The Fair Labor Standards Act makes it unlawful for an employer “to discharge or in any manner discriminate against any employee because such employee has filed any complaint . . . under or related to this chapter[.]“ This is FLSA’s anti-retaliation clause, preventing employers from taking adverse action against employees that have made complaints under the Act. Several other Acts, like the Occupational Safety and Health Act, have similar provisions. However, courts have disagreed over what “filed any complaint” means. Does it include intra-office complaints, or only complaints to judicial and administrative bodies? And does it include oral complaints or only written complaints? These questions are important in determining whether an employee has triggered the anti-retaliation protections of the Act.
In Kasten v.
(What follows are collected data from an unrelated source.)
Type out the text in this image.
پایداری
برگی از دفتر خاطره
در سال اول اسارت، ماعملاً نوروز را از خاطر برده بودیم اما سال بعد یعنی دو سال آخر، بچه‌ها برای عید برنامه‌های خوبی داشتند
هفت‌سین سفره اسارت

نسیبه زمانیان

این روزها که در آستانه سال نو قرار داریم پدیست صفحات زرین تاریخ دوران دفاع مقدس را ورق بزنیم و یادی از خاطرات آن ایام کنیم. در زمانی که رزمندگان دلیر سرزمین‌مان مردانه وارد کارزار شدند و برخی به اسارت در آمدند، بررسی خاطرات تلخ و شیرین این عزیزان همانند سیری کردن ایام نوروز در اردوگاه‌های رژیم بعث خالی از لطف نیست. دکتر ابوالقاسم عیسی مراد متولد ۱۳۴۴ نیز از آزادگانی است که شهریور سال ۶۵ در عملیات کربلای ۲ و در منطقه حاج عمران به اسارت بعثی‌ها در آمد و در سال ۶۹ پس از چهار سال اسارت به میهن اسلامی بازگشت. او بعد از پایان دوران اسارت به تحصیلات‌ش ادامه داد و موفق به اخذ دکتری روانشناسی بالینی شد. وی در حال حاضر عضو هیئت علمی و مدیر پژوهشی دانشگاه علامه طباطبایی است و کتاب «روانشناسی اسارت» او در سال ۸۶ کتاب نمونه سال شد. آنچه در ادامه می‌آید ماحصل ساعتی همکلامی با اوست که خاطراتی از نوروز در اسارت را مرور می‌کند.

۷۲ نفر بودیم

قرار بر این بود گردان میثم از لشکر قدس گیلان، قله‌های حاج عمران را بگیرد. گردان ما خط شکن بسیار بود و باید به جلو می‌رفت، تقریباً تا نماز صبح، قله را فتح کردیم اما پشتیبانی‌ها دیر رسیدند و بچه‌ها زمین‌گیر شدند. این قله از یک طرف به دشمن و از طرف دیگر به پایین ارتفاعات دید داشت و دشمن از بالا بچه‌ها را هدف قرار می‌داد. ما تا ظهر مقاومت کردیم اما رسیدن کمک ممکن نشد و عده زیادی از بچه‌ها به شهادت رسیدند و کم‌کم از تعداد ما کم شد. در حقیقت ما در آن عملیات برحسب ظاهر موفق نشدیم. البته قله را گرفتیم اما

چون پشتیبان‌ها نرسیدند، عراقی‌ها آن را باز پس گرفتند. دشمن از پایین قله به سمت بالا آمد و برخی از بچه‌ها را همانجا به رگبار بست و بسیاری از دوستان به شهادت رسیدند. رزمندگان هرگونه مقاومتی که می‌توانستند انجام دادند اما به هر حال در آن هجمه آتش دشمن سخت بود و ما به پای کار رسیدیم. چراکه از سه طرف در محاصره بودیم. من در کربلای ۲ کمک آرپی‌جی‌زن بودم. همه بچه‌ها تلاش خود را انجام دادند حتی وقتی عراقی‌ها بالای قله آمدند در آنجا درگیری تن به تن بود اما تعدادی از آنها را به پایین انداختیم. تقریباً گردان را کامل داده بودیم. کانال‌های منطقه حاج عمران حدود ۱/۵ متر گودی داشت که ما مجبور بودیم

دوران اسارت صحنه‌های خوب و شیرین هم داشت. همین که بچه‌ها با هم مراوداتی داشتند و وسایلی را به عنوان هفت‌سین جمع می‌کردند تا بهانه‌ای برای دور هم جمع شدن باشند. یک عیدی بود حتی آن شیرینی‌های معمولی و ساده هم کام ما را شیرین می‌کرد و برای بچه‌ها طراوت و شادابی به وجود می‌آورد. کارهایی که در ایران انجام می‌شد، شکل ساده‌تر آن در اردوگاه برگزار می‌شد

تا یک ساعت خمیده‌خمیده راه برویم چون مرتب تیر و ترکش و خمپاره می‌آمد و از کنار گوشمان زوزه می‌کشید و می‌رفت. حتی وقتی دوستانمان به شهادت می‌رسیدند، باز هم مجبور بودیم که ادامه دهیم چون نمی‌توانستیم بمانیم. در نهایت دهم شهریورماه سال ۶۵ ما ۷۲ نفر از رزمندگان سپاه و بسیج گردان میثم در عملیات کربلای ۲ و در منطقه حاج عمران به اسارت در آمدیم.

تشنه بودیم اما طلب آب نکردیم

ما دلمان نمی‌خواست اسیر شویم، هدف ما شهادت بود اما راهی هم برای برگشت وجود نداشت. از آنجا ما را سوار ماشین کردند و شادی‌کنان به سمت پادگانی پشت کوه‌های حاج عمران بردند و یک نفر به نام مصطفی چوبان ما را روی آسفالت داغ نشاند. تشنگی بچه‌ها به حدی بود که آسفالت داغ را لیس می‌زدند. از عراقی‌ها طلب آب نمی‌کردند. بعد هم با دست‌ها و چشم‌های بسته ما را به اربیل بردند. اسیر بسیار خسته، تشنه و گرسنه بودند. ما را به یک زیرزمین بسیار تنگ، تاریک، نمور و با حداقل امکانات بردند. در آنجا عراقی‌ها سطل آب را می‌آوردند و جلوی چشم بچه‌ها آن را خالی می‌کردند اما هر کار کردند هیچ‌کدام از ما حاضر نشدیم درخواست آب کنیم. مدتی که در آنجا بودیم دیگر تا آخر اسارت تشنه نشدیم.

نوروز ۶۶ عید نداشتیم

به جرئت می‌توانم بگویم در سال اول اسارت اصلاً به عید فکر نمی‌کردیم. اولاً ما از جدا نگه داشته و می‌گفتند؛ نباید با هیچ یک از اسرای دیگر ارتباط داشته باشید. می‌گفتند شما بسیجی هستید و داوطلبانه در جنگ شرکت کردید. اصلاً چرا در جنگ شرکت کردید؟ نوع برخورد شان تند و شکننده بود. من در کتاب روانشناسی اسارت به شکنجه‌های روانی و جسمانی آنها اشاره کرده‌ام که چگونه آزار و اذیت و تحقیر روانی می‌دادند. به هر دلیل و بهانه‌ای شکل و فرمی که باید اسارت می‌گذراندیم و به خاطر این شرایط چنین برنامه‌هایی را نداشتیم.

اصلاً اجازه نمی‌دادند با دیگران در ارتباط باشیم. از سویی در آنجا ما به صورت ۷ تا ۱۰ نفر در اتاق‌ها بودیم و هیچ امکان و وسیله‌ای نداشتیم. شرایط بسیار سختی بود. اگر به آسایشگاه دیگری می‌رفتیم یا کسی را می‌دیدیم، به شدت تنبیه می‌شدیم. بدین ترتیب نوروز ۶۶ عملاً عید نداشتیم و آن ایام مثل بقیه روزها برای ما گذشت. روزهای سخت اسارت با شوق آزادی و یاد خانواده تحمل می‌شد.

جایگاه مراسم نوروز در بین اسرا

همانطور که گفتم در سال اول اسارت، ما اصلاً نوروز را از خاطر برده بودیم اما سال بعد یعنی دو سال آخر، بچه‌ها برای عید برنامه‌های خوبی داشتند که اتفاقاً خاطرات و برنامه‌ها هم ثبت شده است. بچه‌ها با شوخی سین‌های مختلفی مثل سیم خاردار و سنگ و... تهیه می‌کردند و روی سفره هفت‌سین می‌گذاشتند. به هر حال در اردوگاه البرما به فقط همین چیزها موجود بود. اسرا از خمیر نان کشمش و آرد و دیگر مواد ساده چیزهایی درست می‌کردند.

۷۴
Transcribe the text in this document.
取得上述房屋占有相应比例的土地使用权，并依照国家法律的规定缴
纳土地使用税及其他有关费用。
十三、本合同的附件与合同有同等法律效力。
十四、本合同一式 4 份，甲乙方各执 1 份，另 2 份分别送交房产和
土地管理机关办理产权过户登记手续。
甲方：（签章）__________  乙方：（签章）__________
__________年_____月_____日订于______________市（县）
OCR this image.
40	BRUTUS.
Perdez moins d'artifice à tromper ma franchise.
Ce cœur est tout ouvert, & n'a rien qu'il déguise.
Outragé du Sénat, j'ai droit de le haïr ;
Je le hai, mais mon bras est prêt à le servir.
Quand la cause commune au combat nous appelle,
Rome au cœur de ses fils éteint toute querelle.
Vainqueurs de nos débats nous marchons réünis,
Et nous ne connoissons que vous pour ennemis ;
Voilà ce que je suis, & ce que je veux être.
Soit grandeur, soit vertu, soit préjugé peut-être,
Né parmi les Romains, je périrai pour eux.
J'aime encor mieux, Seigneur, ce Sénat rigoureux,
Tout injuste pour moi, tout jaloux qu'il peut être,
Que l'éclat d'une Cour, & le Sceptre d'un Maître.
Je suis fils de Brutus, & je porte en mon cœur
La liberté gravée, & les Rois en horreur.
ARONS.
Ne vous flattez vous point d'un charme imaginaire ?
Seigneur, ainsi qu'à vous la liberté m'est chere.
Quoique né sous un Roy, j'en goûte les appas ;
Saint-Gobain Performance Plastics Corp., the U.S. Court of Appeals for the Seventh Circuit, sitting en banc, denied a request to review a panel decision that held that “filed any complaint” included intra-office complaints, but also held that the provision required a written submission be filed. Three judges dissented from the denial, arguing that other circuits, including the Sixth, Eighth, Ninth, and Tenth, have all found oral complaints to be covered, while noting that the “vast majority” of the circuits have agreed that intra-office complaints are covered as the panel held.
What is noteworthy about this for Virginia businesses is that our own Fourth Circuit held, in Ball v. Memphis Bar-B-Q Co., Inc., 228 F.3d 360 (4th Cir. 2000), that internal complaints are not covered under the anti-retaliation provision, and neither are oral complaints. Only written complaints to judicial or administrative bodies bring an employee under FLSA’s protections. Thus, we have what appellate lawyers call a “circuit split,” which makes these issues ripe for the consideration of the U.S. Supreme Court to finally resolve the matter, should someone appeal this all the way up. The Fourth Circuit’s reading of “filed any complaint” appears to be in the minority — even the Seventh Circuit only agrees with the oral/written part — but for the time being employers need to take note of the differences between the circuits in handling their employment matters until these issues are resolved.